Paper Structure (27 sections, 14 equations, 4 figures, 6 tables)

This paper contains 27 sections, 14 equations, 4 figures, 6 tables.

Figures (4)

  • Figure 1: Performance comparison showing success rates across communication methods. Our GVQ approach achieves 38.75% success rate, representing 181.8% improvement over no-communication baseline (13.75%) with statistical significance $p < 0.001$. Error bars show 95% bootstrap confidence intervals across 8 random seeds.
  • Figure 2: Pareto frontier analysis showing success rate vs bandwidth trade-offs with 95% confidence bands. Our method (red curve) dominates all baselines across the entire feasible region, achieving 41.4% bandwidth reduction (800 vs 2800 bits) while maintaining superior performance. The analysis reveals three distinct operating regimes: bandwidth-limited ($< 400$ bits), balanced (400-1200 bits), and bandwidth-abundant ($> 1200$ bits).
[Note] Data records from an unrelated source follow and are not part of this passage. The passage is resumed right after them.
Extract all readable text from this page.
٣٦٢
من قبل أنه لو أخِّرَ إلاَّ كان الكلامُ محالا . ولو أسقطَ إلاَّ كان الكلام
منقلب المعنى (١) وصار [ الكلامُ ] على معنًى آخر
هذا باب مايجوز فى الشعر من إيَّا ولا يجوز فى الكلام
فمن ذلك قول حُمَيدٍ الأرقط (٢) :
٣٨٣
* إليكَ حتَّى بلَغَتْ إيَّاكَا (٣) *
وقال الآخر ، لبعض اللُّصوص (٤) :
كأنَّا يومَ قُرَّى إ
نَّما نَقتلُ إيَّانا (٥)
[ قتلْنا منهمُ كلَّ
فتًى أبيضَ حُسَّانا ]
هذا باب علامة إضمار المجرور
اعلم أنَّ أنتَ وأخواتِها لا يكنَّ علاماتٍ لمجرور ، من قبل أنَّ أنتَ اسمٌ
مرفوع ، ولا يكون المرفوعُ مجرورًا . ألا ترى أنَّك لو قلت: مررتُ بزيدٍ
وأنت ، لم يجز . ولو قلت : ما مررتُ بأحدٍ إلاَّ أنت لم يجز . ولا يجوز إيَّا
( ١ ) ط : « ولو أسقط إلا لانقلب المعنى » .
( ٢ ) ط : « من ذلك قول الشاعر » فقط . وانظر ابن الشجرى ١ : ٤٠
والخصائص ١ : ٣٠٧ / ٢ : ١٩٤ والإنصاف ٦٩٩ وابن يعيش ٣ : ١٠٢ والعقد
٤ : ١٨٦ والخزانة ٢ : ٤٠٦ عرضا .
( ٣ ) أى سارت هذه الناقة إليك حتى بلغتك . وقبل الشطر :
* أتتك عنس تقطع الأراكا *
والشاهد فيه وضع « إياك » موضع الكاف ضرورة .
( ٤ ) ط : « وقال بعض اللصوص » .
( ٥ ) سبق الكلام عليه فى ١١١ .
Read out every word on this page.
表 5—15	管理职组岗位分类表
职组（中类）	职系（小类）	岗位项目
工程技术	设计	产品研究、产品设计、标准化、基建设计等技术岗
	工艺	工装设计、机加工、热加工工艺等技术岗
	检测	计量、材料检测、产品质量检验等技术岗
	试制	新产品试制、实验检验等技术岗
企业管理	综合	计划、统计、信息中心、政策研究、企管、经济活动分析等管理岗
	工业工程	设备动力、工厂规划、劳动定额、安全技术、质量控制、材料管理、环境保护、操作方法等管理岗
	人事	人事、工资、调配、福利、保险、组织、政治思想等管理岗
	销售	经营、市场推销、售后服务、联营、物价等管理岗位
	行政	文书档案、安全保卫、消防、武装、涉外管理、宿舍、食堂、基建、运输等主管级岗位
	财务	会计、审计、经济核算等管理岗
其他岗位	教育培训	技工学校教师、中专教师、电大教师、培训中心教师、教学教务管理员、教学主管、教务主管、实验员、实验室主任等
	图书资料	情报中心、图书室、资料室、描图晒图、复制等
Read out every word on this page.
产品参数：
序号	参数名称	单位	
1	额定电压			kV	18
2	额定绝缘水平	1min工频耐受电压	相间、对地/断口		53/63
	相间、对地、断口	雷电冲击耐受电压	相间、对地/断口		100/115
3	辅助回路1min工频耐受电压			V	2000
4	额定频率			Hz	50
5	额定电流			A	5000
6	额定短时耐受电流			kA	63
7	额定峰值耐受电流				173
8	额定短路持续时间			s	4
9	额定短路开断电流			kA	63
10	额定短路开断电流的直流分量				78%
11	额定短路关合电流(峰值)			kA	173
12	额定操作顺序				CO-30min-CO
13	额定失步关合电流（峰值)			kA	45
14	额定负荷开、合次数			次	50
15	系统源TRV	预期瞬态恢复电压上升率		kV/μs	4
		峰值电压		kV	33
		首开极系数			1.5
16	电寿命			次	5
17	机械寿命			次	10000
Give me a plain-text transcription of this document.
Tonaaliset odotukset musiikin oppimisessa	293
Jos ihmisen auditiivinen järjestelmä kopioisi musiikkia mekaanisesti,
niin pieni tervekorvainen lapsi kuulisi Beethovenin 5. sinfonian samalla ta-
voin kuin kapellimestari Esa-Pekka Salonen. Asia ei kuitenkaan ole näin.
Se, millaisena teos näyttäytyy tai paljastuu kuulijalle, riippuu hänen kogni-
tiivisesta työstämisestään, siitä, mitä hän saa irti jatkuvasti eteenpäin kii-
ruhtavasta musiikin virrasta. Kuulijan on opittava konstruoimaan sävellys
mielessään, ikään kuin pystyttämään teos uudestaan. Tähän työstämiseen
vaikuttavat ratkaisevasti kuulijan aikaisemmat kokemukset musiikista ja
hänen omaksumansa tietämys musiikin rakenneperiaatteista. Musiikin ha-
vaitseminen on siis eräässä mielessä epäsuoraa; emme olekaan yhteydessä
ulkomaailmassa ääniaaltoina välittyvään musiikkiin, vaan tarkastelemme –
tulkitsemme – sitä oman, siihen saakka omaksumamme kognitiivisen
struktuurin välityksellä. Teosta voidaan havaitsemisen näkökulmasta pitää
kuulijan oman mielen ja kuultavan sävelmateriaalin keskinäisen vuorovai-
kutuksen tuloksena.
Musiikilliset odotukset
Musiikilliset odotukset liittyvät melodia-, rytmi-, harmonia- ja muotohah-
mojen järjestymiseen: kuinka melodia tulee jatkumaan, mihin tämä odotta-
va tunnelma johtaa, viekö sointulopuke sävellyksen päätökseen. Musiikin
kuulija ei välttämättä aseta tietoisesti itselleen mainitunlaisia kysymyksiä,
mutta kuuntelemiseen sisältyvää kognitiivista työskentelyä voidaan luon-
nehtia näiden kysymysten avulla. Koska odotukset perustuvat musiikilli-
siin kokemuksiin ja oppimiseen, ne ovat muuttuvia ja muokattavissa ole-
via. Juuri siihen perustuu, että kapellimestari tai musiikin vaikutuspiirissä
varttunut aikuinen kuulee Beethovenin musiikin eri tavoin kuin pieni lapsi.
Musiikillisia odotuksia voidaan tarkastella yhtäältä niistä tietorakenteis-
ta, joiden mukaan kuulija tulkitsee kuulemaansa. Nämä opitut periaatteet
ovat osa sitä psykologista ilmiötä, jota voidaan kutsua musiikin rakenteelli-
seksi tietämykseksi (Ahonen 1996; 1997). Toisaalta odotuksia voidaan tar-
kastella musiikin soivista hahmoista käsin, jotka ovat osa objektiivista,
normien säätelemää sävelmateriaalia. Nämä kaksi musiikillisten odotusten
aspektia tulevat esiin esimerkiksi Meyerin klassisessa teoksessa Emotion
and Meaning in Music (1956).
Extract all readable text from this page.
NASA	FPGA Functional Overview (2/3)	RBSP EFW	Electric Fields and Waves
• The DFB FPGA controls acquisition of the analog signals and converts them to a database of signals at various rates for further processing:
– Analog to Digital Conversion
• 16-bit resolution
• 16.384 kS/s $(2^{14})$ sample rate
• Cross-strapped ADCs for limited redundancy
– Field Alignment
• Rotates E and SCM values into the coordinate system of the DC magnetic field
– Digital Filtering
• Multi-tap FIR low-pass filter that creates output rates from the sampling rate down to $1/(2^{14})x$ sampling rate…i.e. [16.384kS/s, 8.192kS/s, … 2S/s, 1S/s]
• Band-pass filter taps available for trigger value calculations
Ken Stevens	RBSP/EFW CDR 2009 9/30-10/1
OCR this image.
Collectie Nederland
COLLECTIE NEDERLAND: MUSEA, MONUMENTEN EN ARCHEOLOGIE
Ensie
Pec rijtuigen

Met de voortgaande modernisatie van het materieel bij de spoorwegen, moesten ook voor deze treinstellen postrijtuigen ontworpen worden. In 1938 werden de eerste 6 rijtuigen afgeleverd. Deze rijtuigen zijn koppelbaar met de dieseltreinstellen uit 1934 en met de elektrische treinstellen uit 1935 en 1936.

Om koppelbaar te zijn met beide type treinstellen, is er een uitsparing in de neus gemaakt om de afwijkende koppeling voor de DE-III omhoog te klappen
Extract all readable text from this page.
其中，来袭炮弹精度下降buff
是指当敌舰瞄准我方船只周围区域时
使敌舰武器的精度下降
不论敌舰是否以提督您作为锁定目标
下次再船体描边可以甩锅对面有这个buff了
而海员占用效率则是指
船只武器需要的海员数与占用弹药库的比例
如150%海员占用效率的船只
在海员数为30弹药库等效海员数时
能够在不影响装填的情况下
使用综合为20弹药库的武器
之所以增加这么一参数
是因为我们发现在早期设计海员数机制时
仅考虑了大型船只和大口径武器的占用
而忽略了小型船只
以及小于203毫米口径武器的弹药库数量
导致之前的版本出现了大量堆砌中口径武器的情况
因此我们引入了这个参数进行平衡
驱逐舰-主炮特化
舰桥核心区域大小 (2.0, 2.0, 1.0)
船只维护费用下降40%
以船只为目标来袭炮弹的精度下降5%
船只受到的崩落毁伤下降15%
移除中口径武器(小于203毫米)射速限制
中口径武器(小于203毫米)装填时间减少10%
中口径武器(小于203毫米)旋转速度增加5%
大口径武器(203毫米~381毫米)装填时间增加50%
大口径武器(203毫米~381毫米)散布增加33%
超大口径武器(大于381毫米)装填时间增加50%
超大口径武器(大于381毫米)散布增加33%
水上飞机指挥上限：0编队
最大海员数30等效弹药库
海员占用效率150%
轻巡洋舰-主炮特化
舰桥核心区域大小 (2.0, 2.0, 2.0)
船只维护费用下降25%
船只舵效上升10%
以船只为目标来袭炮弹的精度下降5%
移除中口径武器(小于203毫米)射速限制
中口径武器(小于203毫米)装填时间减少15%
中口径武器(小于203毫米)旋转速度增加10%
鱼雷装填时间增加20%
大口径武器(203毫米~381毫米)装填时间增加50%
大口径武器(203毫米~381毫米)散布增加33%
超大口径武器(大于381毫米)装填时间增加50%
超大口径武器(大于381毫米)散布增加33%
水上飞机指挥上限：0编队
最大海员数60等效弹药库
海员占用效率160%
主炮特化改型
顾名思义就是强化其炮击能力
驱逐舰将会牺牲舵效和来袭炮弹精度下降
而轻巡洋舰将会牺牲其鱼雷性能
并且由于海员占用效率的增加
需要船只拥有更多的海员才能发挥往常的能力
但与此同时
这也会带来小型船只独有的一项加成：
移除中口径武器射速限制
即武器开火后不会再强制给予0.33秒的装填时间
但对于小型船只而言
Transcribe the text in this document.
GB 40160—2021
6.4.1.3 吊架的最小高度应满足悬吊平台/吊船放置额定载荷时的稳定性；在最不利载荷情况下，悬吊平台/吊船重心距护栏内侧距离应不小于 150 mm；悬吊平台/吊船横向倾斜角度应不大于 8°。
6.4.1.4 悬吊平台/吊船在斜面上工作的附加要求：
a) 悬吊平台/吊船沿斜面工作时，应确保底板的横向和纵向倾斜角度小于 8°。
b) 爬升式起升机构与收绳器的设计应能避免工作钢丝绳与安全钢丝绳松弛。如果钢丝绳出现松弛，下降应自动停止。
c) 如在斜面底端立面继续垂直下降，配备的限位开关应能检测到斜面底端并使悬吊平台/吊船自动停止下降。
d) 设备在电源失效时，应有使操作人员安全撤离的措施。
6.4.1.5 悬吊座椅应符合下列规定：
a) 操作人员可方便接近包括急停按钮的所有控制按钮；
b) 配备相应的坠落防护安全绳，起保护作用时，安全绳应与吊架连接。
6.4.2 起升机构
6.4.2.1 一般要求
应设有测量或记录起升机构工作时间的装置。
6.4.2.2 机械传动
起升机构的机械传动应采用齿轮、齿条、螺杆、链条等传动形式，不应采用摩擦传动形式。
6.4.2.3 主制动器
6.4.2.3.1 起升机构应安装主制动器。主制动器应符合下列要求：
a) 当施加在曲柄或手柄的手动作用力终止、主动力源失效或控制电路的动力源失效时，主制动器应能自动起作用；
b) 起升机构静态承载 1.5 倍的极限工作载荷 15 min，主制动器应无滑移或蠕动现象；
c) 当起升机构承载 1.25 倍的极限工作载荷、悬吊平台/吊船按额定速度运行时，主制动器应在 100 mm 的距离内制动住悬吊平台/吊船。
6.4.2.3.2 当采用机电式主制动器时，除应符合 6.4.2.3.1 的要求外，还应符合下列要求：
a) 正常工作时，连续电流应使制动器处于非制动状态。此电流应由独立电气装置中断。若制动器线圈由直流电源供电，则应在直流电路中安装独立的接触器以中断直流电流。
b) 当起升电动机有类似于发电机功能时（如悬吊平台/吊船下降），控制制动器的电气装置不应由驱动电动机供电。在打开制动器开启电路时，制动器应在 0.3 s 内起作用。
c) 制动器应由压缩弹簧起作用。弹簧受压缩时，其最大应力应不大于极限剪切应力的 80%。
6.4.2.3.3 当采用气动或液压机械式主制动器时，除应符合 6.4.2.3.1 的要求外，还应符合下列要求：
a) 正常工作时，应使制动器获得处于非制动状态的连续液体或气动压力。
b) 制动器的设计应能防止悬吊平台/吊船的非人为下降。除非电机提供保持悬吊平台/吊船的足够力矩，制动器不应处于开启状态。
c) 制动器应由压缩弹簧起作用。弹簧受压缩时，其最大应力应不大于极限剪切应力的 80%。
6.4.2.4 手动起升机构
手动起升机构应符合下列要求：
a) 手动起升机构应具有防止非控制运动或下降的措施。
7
Dominance analysis shows our method achieves higher success rates at 87% of shared budget points.
  • Figure 3: Detailed ablation study results showing (a) component contributions with statistical significance testing, (b) context component analysis revealing the importance of coordination estimates and message history, (c) threshold sensitivity analysis demonstrating optimal performance at $\tau = 0.5$, and (d) codebook size trade-offs between expressiveness and bandwidth efficiency.
  • Figure 4: Codebook health and semantic structure analysis showing (a) token usage distribution with entropy 3.1 bits, (b) semantic clustering of tokens into four categories (target discovery, obstacle avoidance, coordination, status updates), (c) dead code fraction remaining below 5% throughout training, and (d) information preservation ratio $\rho = I(S;M)/I(S;Z) = 0.88$ for our $K=16$ configuration.